The 2023-24 higher ed budget — one of the bills that has caught the ire of the Bonneville County GOP investigators — passed over the objections of more than 40 Republican lawmakers. This budget passed on the first try — but in an election year, there’s no guarantee that will happen again. The higher ed budget figures to be one of the biggest fights in a contentious 2024 session.
The budget debate will go beyond the bottom line. Expect another fight over where the colleges and universities spend their share of taxpayer money. Last month, Nampa Republican Sen. Brian Lenney said he is working on a bill to outlaw spending on diversity, equity and inclusion programs, saying the ban could cut nearly $4.6 million in staff costs.
“This isn’t just about streamlining operations; it’s about ensuring taxpayer dollars are used in the most efficient way possible to support the primary educational needs of our students,” Lenney said in a news release.
A DEI ban — which Lenney describes as an attempt to combat “the influences of identity politics” — is likely to have support on the Senate Education Committee, where Lenney and fellow hardliners hold a working majority. But the proposal could run into resistance in a more moderate House Education Committee; as we saw in 2023, the ideological gulf between these two committees is as deep and pronounced as the rotunda separating the Senate and House.
Regardless of how it all turns out, the higher ed culture wars are sure to resume this session.
And here’s an equally safe bet: The Legislature will not be quiet about the University of Idaho’s $685 million plan to acquire the University of Phoenix.
There’s only so much the Legislature can do. As U of I officials have pointed out, the university secured the regulatory green light it needed from the State Board of Education, which approved the acquisition in May. The biggest hurdle facing the U of I isn’t at the Statehouse, but it could be in an Ada County courtroom. Attorney General Raúl Labrador’s lawsuit against the State Board is scheduled to go to trial on Jan. 22; if a judge agrees that the board’s closed-door discussions broke open meetings law, the entire U of I-Phoenix deal could be in jeopardy.
Lawmakers have no veto power, per se. But the budget-writing Joint Finance-Appropriations Committee is taking its due diligence role seriously, drilling down into a deal that caught the Legislature off-guard. And JFAC — which will ultimately have to write the higher education budget bill that gets through the House and the Senate —has some power of the pursestrings.
The U of I has touted the Phoenix purchase as a moneymaker, which could generate $10 million or more a year that could be “reinvested in strategic initiatives.” The U of I says, perhaps a bit optimistically, that it doesn’t expect JFAC to cut the university’s budget to reflect any revenue that comes in from Phoenix. “We would hope the legislature would want to work with us to be successful,” the U of I says in its “frequently asked questions” page on the Phoenix purchase.

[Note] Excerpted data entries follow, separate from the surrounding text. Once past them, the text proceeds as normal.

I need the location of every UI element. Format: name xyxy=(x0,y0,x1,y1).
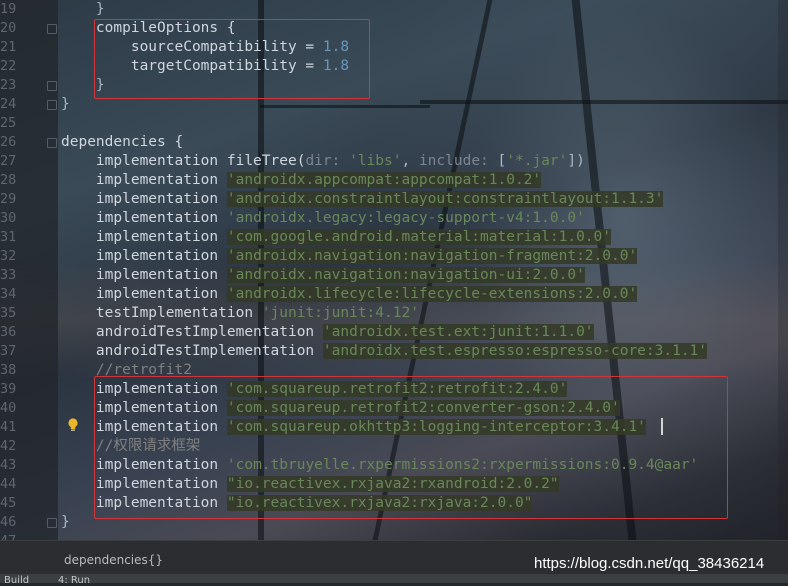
tool-window-bar xyxy=(0,574,788,583)
dependencies-highlight-box xyxy=(94,376,728,519)
tool-window-run[interactable]: 4: Run xyxy=(58,576,90,586)
code-token: implementation xyxy=(61,229,227,245)
code-token: implementation xyxy=(61,267,227,283)
line-number: 46 xyxy=(0,514,17,530)
code-line[interactable]: androidTestImplementation 'androidx.test… xyxy=(61,342,708,361)
code-token: 'androidx.appcompat:appcompat:1.0.2' xyxy=(226,172,542,188)
line-number: 43 xyxy=(0,457,17,473)
tool-window-build[interactable]: Build xyxy=(4,576,29,586)
code-token: 'androidx.constraintlayout:constraintlay… xyxy=(226,191,664,207)
compile-options-highlight-box xyxy=(94,19,370,99)
code-token: include: xyxy=(418,153,498,169)
code-line[interactable]: dependencies { xyxy=(61,133,183,152)
code-token: [ xyxy=(497,153,507,169)
line-number: 32 xyxy=(0,248,17,264)
breadcrumb[interactable]: dependencies{} xyxy=(64,553,163,567)
code-token: dir: xyxy=(305,153,350,169)
line-number: 25 xyxy=(0,115,17,131)
code-token: androidTestImplementation xyxy=(61,324,323,340)
line-number: 40 xyxy=(0,400,17,416)
line-number: 22 xyxy=(0,58,17,74)
line-number: 21 xyxy=(0,39,17,55)
code-token: 'com.google.android.material:material:1.… xyxy=(226,229,611,245)
line-number: 29 xyxy=(0,191,17,207)
code-token: implementation fileTree( xyxy=(61,153,306,169)
code-line[interactable]: } xyxy=(61,0,105,19)
code-token: 'androidx.legacy:legacy-support-v4:1.0.0… xyxy=(226,210,585,226)
code-line[interactable]: implementation 'com.google.android.mater… xyxy=(61,228,611,247)
line-number: 23 xyxy=(0,77,17,93)
code-token: 'androidx.test.ext:junit:1.1.0' xyxy=(322,324,594,340)
line-number: 36 xyxy=(0,324,17,340)
code-token: 'androidx.navigation:navigation-ui:2.0.0… xyxy=(226,267,585,283)
line-number: 26 xyxy=(0,134,17,150)
code-token: } xyxy=(61,514,70,530)
code-token: , xyxy=(401,153,419,169)
code-token: implementation xyxy=(61,248,227,264)
code-token: } xyxy=(61,1,105,17)
code-line[interactable]: implementation 'androidx.navigation:navi… xyxy=(61,247,638,266)
code-token: implementation xyxy=(61,191,227,207)
line-number: 37 xyxy=(0,343,17,359)
line-number: 20 xyxy=(0,20,17,36)
code-token: 'libs' xyxy=(349,153,402,169)
line-number: 39 xyxy=(0,381,17,397)
line-number: 44 xyxy=(0,476,17,492)
line-number: 27 xyxy=(0,153,17,169)
line-number: 41 xyxy=(0,419,17,435)
line-number: 38 xyxy=(0,362,17,378)
lightbulb-icon[interactable] xyxy=(67,417,79,435)
watermark-text: https://blog.csdn.net/qq_38436214 xyxy=(534,555,765,572)
code-line[interactable]: implementation 'androidx.lifecycle:lifec… xyxy=(61,285,638,304)
code-line[interactable]: implementation 'androidx.navigation:navi… xyxy=(61,266,585,285)
line-number: 42 xyxy=(0,438,17,454)
code-token: '*.jar' xyxy=(506,153,568,169)
fold-marker-icon[interactable] xyxy=(47,100,57,110)
code-line[interactable]: } xyxy=(61,95,70,114)
line-number: 19 xyxy=(0,1,17,17)
code-line[interactable]: androidTestImplementation 'androidx.test… xyxy=(61,323,594,342)
line-number: 34 xyxy=(0,286,17,302)
code-token: testImplementation xyxy=(61,305,262,321)
code-line[interactable]: implementation fileTree(dir: 'libs', inc… xyxy=(61,152,585,171)
line-number: 24 xyxy=(0,96,17,112)
code-line[interactable]: testImplementation 'junit:junit:4.12' xyxy=(61,304,419,323)
code-token: } xyxy=(61,96,70,112)
code-token: androidTestImplementation xyxy=(61,343,323,359)
fold-marker-icon[interactable] xyxy=(47,81,57,91)
code-token: 'androidx.lifecycle:lifecycle-extensions… xyxy=(226,286,638,302)
code-token: 'androidx.navigation:navigation-fragment… xyxy=(226,248,638,264)
line-number: 30 xyxy=(0,210,17,226)
line-number: 33 xyxy=(0,267,17,283)
code-line[interactable]: } xyxy=(61,513,70,532)
line-number: 45 xyxy=(0,495,17,511)
fold-marker-icon[interactable] xyxy=(47,24,57,34)
line-number: 31 xyxy=(0,229,17,245)
editor-scrollbar[interactable] xyxy=(778,0,788,540)
code-token: implementation xyxy=(61,286,227,302)
code-line[interactable]: implementation 'androidx.legacy:legacy-s… xyxy=(61,209,585,228)
code-token: implementation xyxy=(61,172,227,188)
code-token: dependencies { xyxy=(61,134,184,150)
code-line[interactable]: implementation 'androidx.constraintlayou… xyxy=(61,190,664,209)
code-token: ]) xyxy=(567,153,585,169)
code-line[interactable]: implementation 'androidx.appcompat:appco… xyxy=(61,171,542,190)
code-token: 'androidx.test.espresso:espresso-core:3.… xyxy=(322,343,708,359)
line-number-gutter[interactable]: 19 20 21 22 23 24 25 26 27 28 29 30 31 32 33 34 35 36 37 38… xyxy=(0,0,58,549)
fold-marker-icon[interactable] xyxy=(47,138,57,148)
code-token: 'junit:junit:4.12' xyxy=(261,305,419,321)
text-caret xyxy=(661,418,663,435)
line-number: 28 xyxy=(0,172,17,188)
code-token: implementation xyxy=(61,210,227,226)
line-number: 35 xyxy=(0,305,17,321)
fold-marker-icon[interactable] xyxy=(47,518,57,528)
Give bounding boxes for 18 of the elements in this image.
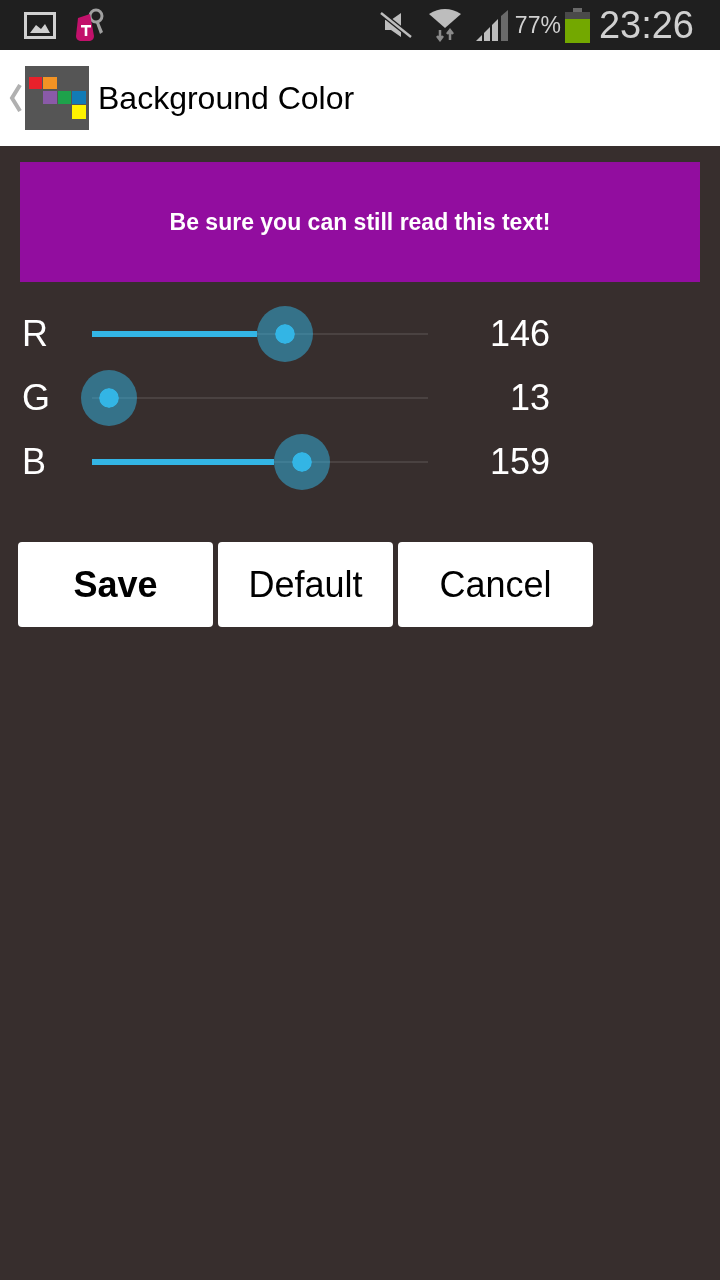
slider-label: B	[22, 442, 47, 482]
dialog-button[interactable]: Cancel	[398, 542, 593, 627]
slider-value: 159	[488, 442, 550, 482]
battery-icon	[564, 7, 590, 43]
screen-title: Background Color	[98, 82, 355, 114]
clock-time: 23:26	[598, 6, 694, 44]
slider-label: R	[22, 314, 49, 354]
mute-icon	[378, 11, 413, 39]
preview-text: Be sure you can still read this text!	[169, 207, 551, 237]
save-button[interactable]: Save	[18, 542, 213, 627]
slider-value: 146	[488, 314, 550, 354]
app-logo-icon[interactable]	[25, 66, 89, 130]
signal-icon	[474, 9, 511, 41]
dialog-button[interactable]: Default	[218, 542, 393, 627]
battery-percent: 77%	[514, 13, 561, 37]
image-icon	[24, 11, 56, 39]
slider-value: 13	[508, 378, 550, 418]
slider-label: G	[22, 378, 51, 418]
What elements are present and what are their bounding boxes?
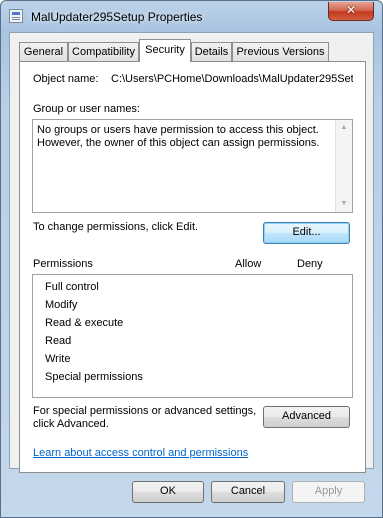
no-permission-message-line1: No groups or users have permission to ac… xyxy=(37,124,319,136)
object-name-label: Object name: xyxy=(33,73,99,85)
permission-read-execute: Read & execute xyxy=(45,317,124,329)
properties-window-icon xyxy=(9,9,23,23)
tab-security[interactable]: Security xyxy=(139,39,191,62)
edit-button-label: Edit... xyxy=(292,226,321,238)
advanced-text-line2: click Advanced. xyxy=(33,418,109,430)
tab-compatibility-label: Compatibility xyxy=(72,46,135,58)
tab-general[interactable]: General xyxy=(19,42,68,61)
permission-modify: Modify xyxy=(45,299,78,311)
apply-button-label: Apply xyxy=(314,485,343,497)
ok-button-label: OK xyxy=(160,485,176,497)
permissions-list: Full control Modify Read & execute Read … xyxy=(32,274,353,398)
group-or-user-names-list[interactable]: No groups or users have permission to ac… xyxy=(32,119,353,213)
tab-details[interactable]: Details xyxy=(191,42,232,61)
scroll-down-arrow-icon[interactable]: ▼ xyxy=(336,196,352,212)
cancel-button-label: Cancel xyxy=(230,485,266,497)
title-bar[interactable]: MalUpdater295Setup Properties ✕ xyxy=(1,1,382,31)
scroll-up-arrow-icon[interactable]: ▲ xyxy=(336,120,352,136)
deny-column-header: Deny xyxy=(297,258,323,270)
access-control-help-link[interactable]: Learn about access control and permissio… xyxy=(33,447,248,459)
no-permission-message-line2: However, the owner of this object can as… xyxy=(37,137,320,149)
tab-details-label: Details xyxy=(194,46,229,58)
close-icon: ✕ xyxy=(345,3,357,17)
tab-previous-versions-label: Previous Versions xyxy=(236,46,325,58)
change-permissions-text: To change permissions, click Edit. xyxy=(33,221,199,233)
properties-window: MalUpdater295Setup Properties ✕ General … xyxy=(0,0,383,518)
permission-write: Write xyxy=(45,353,71,365)
advanced-button[interactable]: Advanced xyxy=(263,406,350,428)
close-button[interactable]: ✕ xyxy=(328,2,374,21)
tab-security-label: Security xyxy=(145,44,185,56)
apply-button[interactable]: Apply xyxy=(292,481,365,503)
allow-column-header: Allow xyxy=(235,258,262,270)
tab-general-label: General xyxy=(23,46,64,58)
tab-compatibility[interactable]: Compatibility xyxy=(68,42,139,61)
object-name-value: C:\Users\PCHome\Downloads\MalUpdater295S… xyxy=(111,73,353,85)
group-list-scrollbar[interactable]: ▲ ▼ xyxy=(335,120,352,212)
permission-full-control: Full control xyxy=(45,281,99,293)
cancel-button[interactable]: Cancel xyxy=(211,481,285,503)
ok-button[interactable]: OK xyxy=(132,481,204,503)
advanced-button-label: Advanced xyxy=(282,410,331,422)
permission-read: Read xyxy=(45,335,72,347)
permission-special: Special permissions xyxy=(45,371,143,383)
permissions-header: Permissions xyxy=(33,258,93,270)
window-title: MalUpdater295Setup Properties xyxy=(31,10,203,24)
tab-previous-versions[interactable]: Previous Versions xyxy=(232,42,329,61)
group-or-user-names-label: Group or user names: xyxy=(33,103,140,115)
advanced-text-line1: For special permissions or advanced sett… xyxy=(33,405,257,417)
edit-button[interactable]: Edit... xyxy=(263,222,350,244)
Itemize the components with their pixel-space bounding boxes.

Lawmakers are likely to demand details on the predicted Phoenix windfall — and they probably won’t be bashful about suggesting where that money ought to go.
Higher education fared reasonably well during the 2023 legislative session, but it wasn’t easy. Idaho Launch — Gov. Brad Little’s $75 million plan to provide financial aid for college or postsecondary job training — passed a deeply divided Legislature. A Permanent Building Fund budget, providing $72.9 million for campus projects, overcame resistance from the right. Fourteen House Republicans and eight Senate Republicans even opposed a $1 million budget to offset some of the costs stemming from the off-campus slayings of four U of I students.
That’s the backdrop heading into 2024 — and a tense legislative session that will serve as a warmup to an intense May primary.
For higher ed, the questions aren’t going to get any easier.
Kevin Richert writes a weekly analysis on education policy and education politics. Look for his stories each Thursday. Due to the timeliness of the topic, this week’s article was published on Wednesday, Jan. 3.